Jimmy Carter and Other Ex- Leaders to Travel to N. Korea

SEOUL, South Korea — Former President Jimmy Carter arrived in North Korea on Tuesday, news agencies reported, for talks aimed at reducing tensions on the fractious Korean Peninsula.


The so-called six-party talks on the denuclearization of North Korea remain in limbo, and Mr. Carter said official dialogue with the North “appears to be at a standstill.” The talks have involved North and South Korea, the United States, Russia, China and Japan.


Mr. Carter and three former leaders from Europe arrived in Beijing on Sunday. Traveling with Mr. Carter were former President Martti Ahtisaari of Finland, former Prime Minister Gro Harlem Brundtland of Norway and former President Mary Robinson of Ireland. The four are members of The Elders, an independent group of world leaders founded by Nelson Mandela.


“Clearly, there is a great level of mistrust between North and South Korea,” Mr. Ahtisaari said. “But the stakes are too high to allow this standoff to continue.”


The group was hoping to meet with the North Korean leader, Kim Jong-il, although Mr. Carter said Monday that such a meeting had not yet been arranged.


On Thursday, after meetings in Pyongyang, the North’s capital, the Elders group is scheduled to travel to Seoul.


It was also unclear whether Mr. Carter would press North Korean officials to release an American man who has been detained by North Korea on unspecified charges since November.

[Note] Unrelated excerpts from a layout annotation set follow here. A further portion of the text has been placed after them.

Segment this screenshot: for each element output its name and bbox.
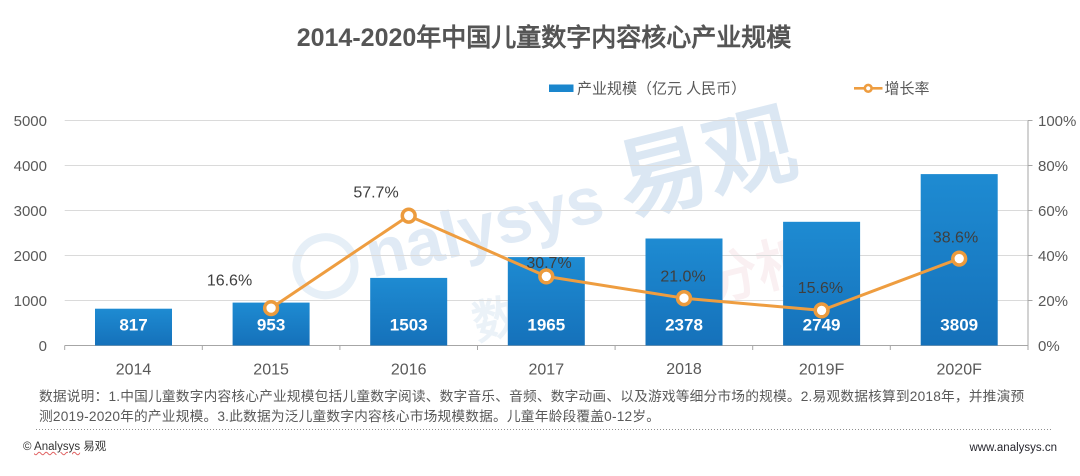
svg-text:15.6%: 15.6% [798, 280, 843, 297]
svg-text:增长率: 增长率 [885, 81, 930, 98]
svg-text:2749: 2749 [803, 316, 841, 335]
svg-text:30.7%: 30.7% [526, 255, 571, 272]
svg-text:2000: 2000 [14, 248, 47, 265]
svg-text:1965: 1965 [527, 316, 565, 335]
svg-text:2014-2020年中国儿童数字内容核心产业规模: 2014-2020年中国儿童数字内容核心产业规模 [297, 23, 793, 52]
svg-text:57.7%: 57.7% [353, 184, 398, 201]
svg-text:100%: 100% [1038, 113, 1076, 130]
svg-text:2018: 2018 [666, 361, 702, 378]
svg-text:16.6%: 16.6% [207, 272, 252, 289]
svg-text:1503: 1503 [390, 316, 428, 335]
svg-text:40%: 40% [1038, 248, 1068, 265]
svg-text:0%: 0% [1038, 338, 1060, 355]
svg-text:953: 953 [257, 316, 285, 335]
svg-text:38.6%: 38.6% [933, 230, 978, 247]
svg-text:产业规模（亿元 人民币）: 产业规模（亿元 人民币） [577, 81, 746, 98]
svg-text:5000: 5000 [14, 113, 47, 130]
svg-text:21.0%: 21.0% [660, 268, 705, 285]
svg-text:3000: 3000 [14, 203, 47, 220]
svg-text:2015: 2015 [253, 362, 289, 379]
svg-text:20%: 20% [1038, 293, 1068, 310]
svg-text:2020F: 2020F [937, 362, 983, 379]
svg-text:1000: 1000 [14, 293, 47, 310]
svg-text:4000: 4000 [14, 158, 47, 175]
svg-text:易观: 易观 [607, 94, 806, 235]
svg-text:817: 817 [119, 316, 147, 335]
svg-text:2016: 2016 [391, 362, 427, 379]
svg-text:60%: 60% [1038, 203, 1068, 220]
svg-text:2378: 2378 [665, 316, 703, 335]
svg-text:0: 0 [39, 338, 47, 355]
svg-text:2017: 2017 [529, 362, 565, 379]
svg-text:80%: 80% [1038, 158, 1068, 175]
svg-text:2019F: 2019F [799, 362, 845, 379]
svg-text:2014: 2014 [116, 362, 152, 379]
svg-text:3809: 3809 [940, 316, 978, 335]
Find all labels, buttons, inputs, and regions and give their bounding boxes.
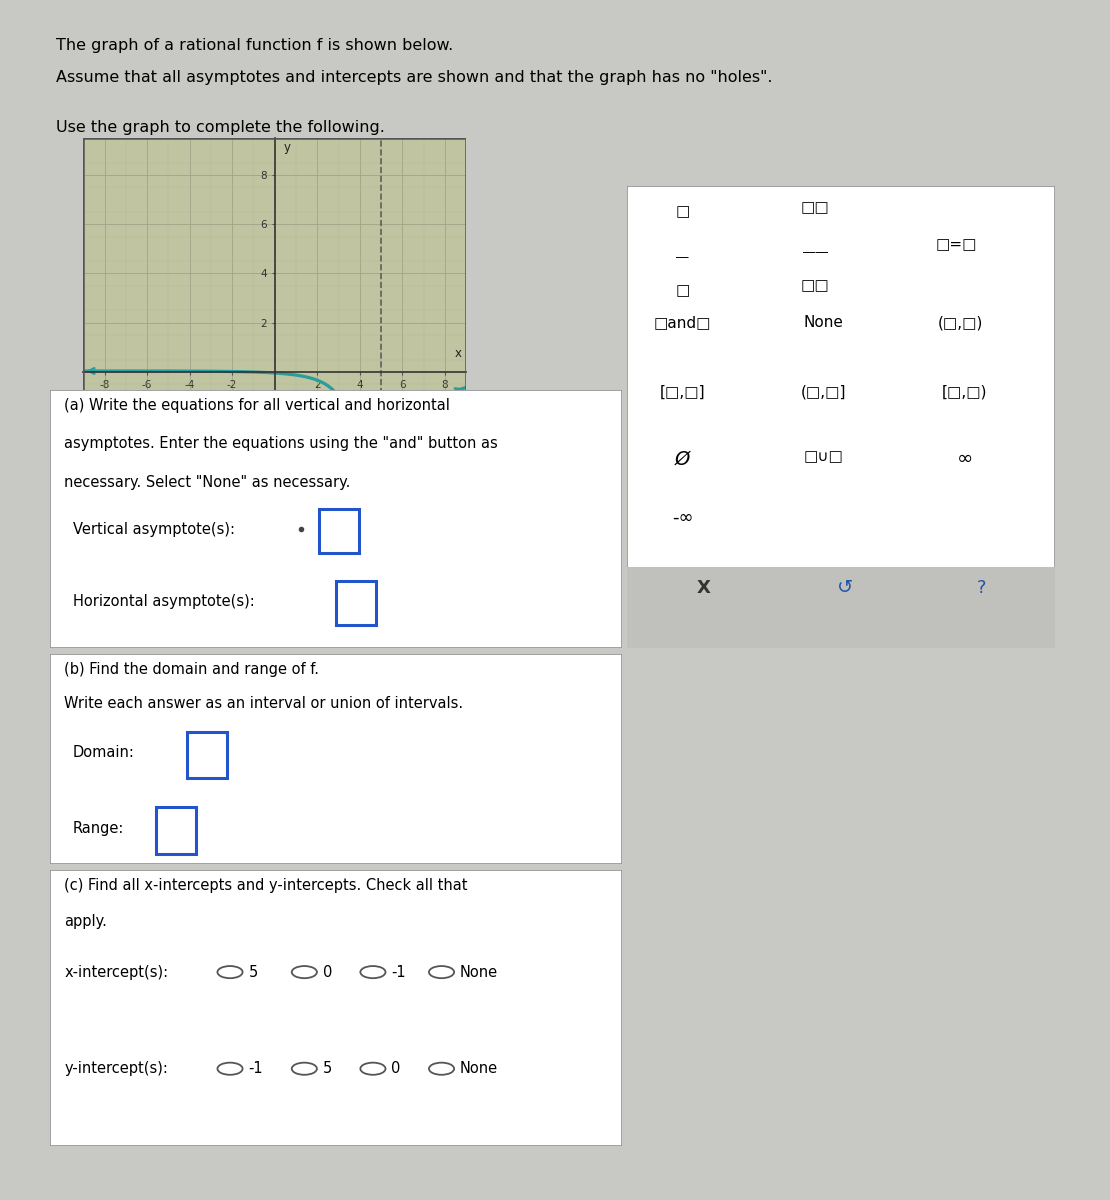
Text: X: X (697, 578, 712, 596)
Text: ?: ? (977, 578, 987, 596)
Bar (155, 808, 195, 853)
Text: apply.: apply. (64, 914, 108, 929)
Text: (b) Find the domain and range of f.: (b) Find the domain and range of f. (64, 662, 320, 677)
Text: asymptotes. Enter the equations using the "and" button as: asymptotes. Enter the equations using th… (64, 437, 498, 451)
Text: Horizontal asymptote(s):: Horizontal asymptote(s): (73, 594, 254, 610)
Text: (□,□]: (□,□] (801, 385, 847, 400)
Text: (□,□): (□,□) (938, 316, 983, 330)
Bar (627, 568, 1054, 648)
Text: 5: 5 (249, 965, 258, 979)
Text: 0: 0 (323, 965, 332, 979)
Text: ∞: ∞ (957, 449, 972, 468)
Text: Use the graph to complete the following.: Use the graph to complete the following. (56, 120, 384, 134)
Text: Ø: Ø (675, 449, 690, 468)
Text: □: □ (676, 204, 690, 220)
Text: [□,□): [□,□) (942, 385, 988, 400)
Text: Vertical asymptote(s):: Vertical asymptote(s): (73, 522, 235, 536)
Bar (319, 509, 359, 552)
Text: (c) Find all x-intercepts and y-intercepts. Check all that: (c) Find all x-intercepts and y-intercep… (64, 878, 467, 893)
Text: None: None (460, 965, 498, 979)
Text: □and□: □and□ (654, 316, 712, 330)
Text: □□: □□ (800, 278, 829, 293)
Text: The graph of a rational function f is shown below.: The graph of a rational function f is sh… (56, 38, 453, 53)
Text: y-intercept(s):: y-intercept(s): (64, 1061, 168, 1076)
Text: (a) Write the equations for all vertical and horizontal: (a) Write the equations for all vertical… (64, 397, 451, 413)
Text: □□: □□ (800, 200, 829, 215)
Text: necessary. Select "None" as necessary.: necessary. Select "None" as necessary. (64, 475, 351, 490)
Text: [□,□]: [□,□] (659, 385, 706, 400)
Text: -1: -1 (249, 1061, 263, 1076)
Bar (83, 138, 466, 606)
Bar (335, 581, 376, 625)
Text: □: □ (676, 283, 690, 298)
Text: -∞: -∞ (672, 509, 694, 527)
Text: □=□: □=□ (936, 236, 977, 252)
Text: 0: 0 (391, 1061, 401, 1076)
Text: 5: 5 (323, 1061, 332, 1076)
Text: -1: -1 (391, 965, 406, 979)
Text: Domain:: Domain: (73, 745, 134, 761)
Text: None: None (804, 316, 844, 330)
Text: ――: ―― (803, 246, 828, 259)
Text: ―: ― (676, 251, 689, 264)
Text: x: x (454, 347, 461, 360)
Text: None: None (460, 1061, 498, 1076)
Text: Range:: Range: (73, 821, 124, 835)
Text: Write each answer as an interval or union of intervals.: Write each answer as an interval or unio… (64, 696, 463, 710)
Text: □∪□: □∪□ (804, 449, 844, 464)
Text: x-intercept(s):: x-intercept(s): (64, 965, 169, 979)
Text: ↺: ↺ (837, 578, 854, 598)
Text: y: y (283, 142, 290, 155)
Text: Assume that all asymptotes and intercepts are shown and that the graph has no "h: Assume that all asymptotes and intercept… (56, 70, 771, 84)
Bar (188, 732, 228, 778)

This month, the North Korean government said the man had already “admitted his crime.” The South Korean news agency Yonhap, citing sources in the United States that it did not name, said he was Jun Young-su, a Korean-American businessman in his 60s from Orange County, Calif.


Yonhap said Mr. Jun had been taken into custody in connection with illegal religious activities in the North.


A State Department spokesman, Mark C. Toner, confirmed that an American was being held by the North, but he and other United States officials declined to name the detainee and offered no personal details, citing privacy rules. The United States called on North Korea to release the American “on humanitarian grounds.”


The State Department has said that Mr. Carter’s trip is a private journey and that he is not acting as an American envoy.


Mr. Carter has been successful at freeing jailed Americans in the past. He made a private trip to Pyongyang last August to win the release of Aijalon Mahli Gomes, 31, of Boston, who had been convicted of illegally entering North Korea.


Mr. Gomes was sentenced in April 2010 to eight years of hard labor and was fined $700,000. The Carter Center, the organization founded by Mr. Carter and his wife, Rosalynn, said Mr. Gomes was granted amnesty by Mr. Kim.